Los puños en alto, los ojos brillosos y una dicción tan clara como llamativa: “¡Bien cabrones! ¡Bien cabrones!”. La postal de Jonathan Orozco, eufórico tras la victoria 2-0 sobre Al Ahly, grafica el estado de ánimo de todos los jugadores de Monterrey, equipo que se quedó con el tercer y celebrado puesto de la Copa Mundial de Clubes de la FIFA Japón 2012.

“Me salió una expresión bien típica de los mexicanos, ¿no? Es que estamos muy contentos”, se justificó entre risas para FIFA.com. El portero de 26 años tiene varios motivos para celebrar: no sólo por haber igualado la mejor campaña de un equipo mexicano en la competencia [Necaxa en la edición 2000], sino por haber recompuesto su imagen luego de padecer un gol evitable en su primer compromiso frente a Ulsan Hyundai.

“Me reconforta haber atajado bien hoy, claro. Un error lo comete cualquiera, de hecho en aquel partido me había sentido bien. Pero se me movió el balón, tuve una equivocación y ya. Tenía que levantar cabeza y contra el Chelsea me sentí muy bien, al igual que hoy. Lo más importante es que sirvió para llevarnos el tercer puesto a México, que enaltece a nuestro fútbol y el de CONCACAF”, agrega el portero que, sin quererlo, terminó transformándose en verdugo de Mohamed Aboutrika.
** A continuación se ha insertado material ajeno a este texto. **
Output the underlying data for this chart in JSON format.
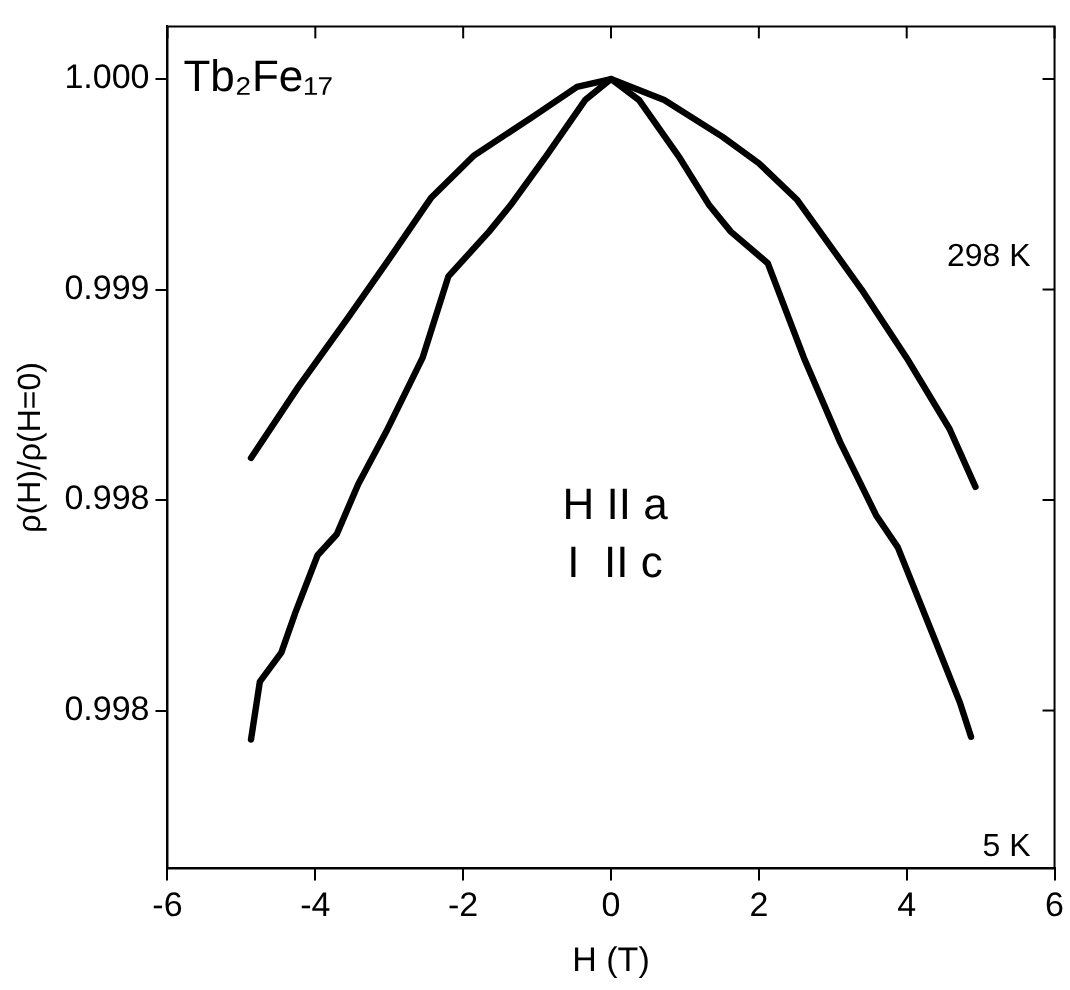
{
  "chart_data": {
    "type": "line",
    "xlabel": "H (T)",
    "ylabel": "ρ(H)/ρ(H=0)",
    "xlim": [
      -6,
      6
    ],
    "xticks": [
      -6,
      -4,
      -2,
      0,
      2,
      4,
      6
    ],
    "ylim": [
      0.997,
      1.0002
    ],
    "yticks": [
      {
        "value": 0.9976,
        "label": "0.998"
      },
      {
        "value": 0.9984,
        "label": "0.998"
      },
      {
        "value": 0.9992,
        "label": "0.999"
      },
      {
        "value": 1.0,
        "label": "1.000"
      }
    ],
    "grid": false,
    "legend": false,
    "marker": "none",
    "line_style": "solid",
    "annotations": [
      "Tb₂Fe₁₇",
      "H II a",
      "I  II c"
    ],
    "series": [
      {
        "name": "298 K",
        "color": "#000000",
        "x": [
          -4.87,
          -4.23,
          -3.54,
          -3.04,
          -2.43,
          -1.85,
          -1.04,
          -0.46,
          0,
          0.72,
          1.51,
          2.0,
          2.52,
          3.39,
          4.0,
          4.58,
          4.93
        ],
        "values": [
          0.99856,
          0.99883,
          0.9991,
          0.9993,
          0.99955,
          0.99971,
          0.99986,
          0.99997,
          1.0,
          0.99992,
          0.99978,
          0.99968,
          0.99954,
          0.9992,
          0.99894,
          0.99867,
          0.99845
        ]
      },
      {
        "name": "5 K",
        "color": "#000000",
        "x": [
          -4.87,
          -4.75,
          -4.46,
          -4.26,
          -3.97,
          -3.71,
          -3.42,
          -3.04,
          -2.55,
          -2.2,
          -1.65,
          -1.36,
          -0.87,
          -0.35,
          0,
          0.38,
          0.93,
          1.33,
          1.62,
          2.12,
          2.61,
          3.1,
          3.59,
          3.88,
          4.38,
          4.72,
          4.87
        ],
        "values": [
          0.99749,
          0.99771,
          0.99782,
          0.99798,
          0.99819,
          0.99827,
          0.99846,
          0.99866,
          0.99894,
          0.99925,
          0.99942,
          0.99952,
          0.99971,
          0.99992,
          1.0,
          0.99992,
          0.9997,
          0.99952,
          0.99942,
          0.9993,
          0.99894,
          0.99862,
          0.99834,
          0.99822,
          0.99787,
          0.99763,
          0.9975
        ]
      }
    ]
  }
}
“Me habían dicho que necesitaba un gol más para convertirse en el máximo goleador en la historia del campeonato [lleva 4, igual que Lionel Messi y Denilson], pero intenté no pensar en eso. Al final le tapé varias, ¿verdad?”, recuerda sonrojado.

A la hora del análisis, Orozco no duda: “La más difícil fue la media vuelta en el comienzo del segundo tiempo, apenas la alcancé a ver y pude meter el manotazo. ¿Si le pudiera dejar un mensaje ahora? Pues que lo siento mucho (ríe), pero espero que tenga otra oportunidad próximamente”.  

Decisiones acertadas
Al igual que el mítico Jorge Campos, quien repartiera su carrera entre el arco y la delantera durante la década del noventa, Jonathan Orozco se enfrentó a la misma disyuntiva en su adolescencia. ¿Marcar goles o evitarlos? “Jugaba siempre como delantero y la verdad es que en ese puesto era espectacular. Conociendo lo que piensa un portero, hacía todo para sorprender: chilenas, remates de primera. Era un goleador impresionante”, asevera entre risas.

Sin embargo, a los 14 años, su sueño de vulnerar porteros se cortó abruptamente. “Un entrenador me dijo que ya no existían más Jorge Campos, por lo que tenía que decidir: atajaba o atacaba. Opté por la portería y no me arrepiento para nada”, aclara quien se enamoró del puesto por herencia paterna [su padre, Héctor Orozco, llegó a jugar para los reservas de Monterrey].

Antes de despedirse, este admirador de Ángel David Comizzo y Petr Cech (“el mejor de todos, estoy muy feliz de haberlo enfrentado”) revela las sensaciones de todo el plantel de los Rayados luego de asegurarse un lugar en el podio de la competición: “Estamos muy contentos, de tres partidos sólo perdimos contra el mejor de Europa. ¡Es un buen balance! ¿Si pensamos en volver el año próximo? ¡Claro! En 2011 vinimos a aprender, este año lo hemos hecho mucho mejor y espero que la tercera sea ya la vencida: que vengamos para jugar la final soñada”.